Auspico quindi che il Governo iracheno impedisca l’esecuzione della sentenza dell’Alta Corte Penale di Baghdad, affinché non si imbocchi un vicolo cieco che garantirà all’Iraq tutto tranne che pace e democrazia. La comunità internazionale si schieri compatta al fianco dell’Unione europea in questa battaglia di civiltà, per il bene del popolo iracheno e per non perdere la speranza di una stabilità politica e istituzionale.

La speranza di una sospensione, o comunque di una mancata esecuzione della sentenza, è ragionevolmente viva, sempre che chi detiene il potere oggi in Iraq non faccia finta di non sentire la voce dei paesi che facevano parte della coalizione che ha condotto il paese fuori da decenni di terrore. E’ proprio in memoria di quei decenni di terrore che non deve prevalere la logica perversa per cui il potere è il fine di tutto in uno stato onnipotente e illiberale.

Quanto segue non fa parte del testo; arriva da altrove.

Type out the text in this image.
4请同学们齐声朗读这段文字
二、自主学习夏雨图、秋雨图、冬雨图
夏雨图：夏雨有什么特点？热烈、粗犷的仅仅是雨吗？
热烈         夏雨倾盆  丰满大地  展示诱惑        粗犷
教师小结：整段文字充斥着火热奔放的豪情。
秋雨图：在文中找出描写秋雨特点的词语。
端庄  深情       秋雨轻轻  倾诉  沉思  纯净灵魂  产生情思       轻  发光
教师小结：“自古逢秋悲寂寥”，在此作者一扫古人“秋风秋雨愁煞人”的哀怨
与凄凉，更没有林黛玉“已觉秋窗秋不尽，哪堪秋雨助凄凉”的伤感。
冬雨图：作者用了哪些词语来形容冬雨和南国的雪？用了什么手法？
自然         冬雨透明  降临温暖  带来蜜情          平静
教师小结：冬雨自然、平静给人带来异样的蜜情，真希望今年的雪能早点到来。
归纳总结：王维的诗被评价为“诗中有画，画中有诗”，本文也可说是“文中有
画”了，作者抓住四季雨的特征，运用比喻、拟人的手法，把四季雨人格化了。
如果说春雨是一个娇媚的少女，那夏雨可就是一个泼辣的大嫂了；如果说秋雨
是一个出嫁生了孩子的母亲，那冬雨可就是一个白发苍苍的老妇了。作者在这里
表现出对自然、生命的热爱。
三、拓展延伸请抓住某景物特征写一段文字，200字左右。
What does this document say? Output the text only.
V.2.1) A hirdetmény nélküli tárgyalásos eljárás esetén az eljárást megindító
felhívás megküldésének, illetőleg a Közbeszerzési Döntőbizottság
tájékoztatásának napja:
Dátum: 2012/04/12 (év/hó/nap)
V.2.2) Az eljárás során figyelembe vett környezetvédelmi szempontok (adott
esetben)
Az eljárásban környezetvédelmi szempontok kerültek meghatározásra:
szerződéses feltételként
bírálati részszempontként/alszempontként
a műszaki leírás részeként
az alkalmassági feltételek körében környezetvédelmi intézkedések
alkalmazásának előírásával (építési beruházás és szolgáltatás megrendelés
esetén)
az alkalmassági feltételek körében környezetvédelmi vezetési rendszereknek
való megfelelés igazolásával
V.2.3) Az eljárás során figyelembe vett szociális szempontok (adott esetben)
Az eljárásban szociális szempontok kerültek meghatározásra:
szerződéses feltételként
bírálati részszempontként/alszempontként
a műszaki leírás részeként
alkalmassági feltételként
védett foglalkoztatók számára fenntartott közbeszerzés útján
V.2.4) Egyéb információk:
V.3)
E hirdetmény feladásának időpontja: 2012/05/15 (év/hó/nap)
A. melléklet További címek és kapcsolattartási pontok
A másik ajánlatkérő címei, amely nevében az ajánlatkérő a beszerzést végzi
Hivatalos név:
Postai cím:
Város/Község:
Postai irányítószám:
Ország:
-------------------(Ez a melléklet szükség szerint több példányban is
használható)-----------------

Se l’Iraq ha davvero voglia di voltare pagina non può prescindere da questa considerazione, e non può ignorare gli appelli di amici come l’Unione europea, che non accetta la pena di morte come metodo supremo di soluzione di problemi che, in questo caso, hanno un evidente sapore politico che sovrasta la ricerca di una vera giustizia.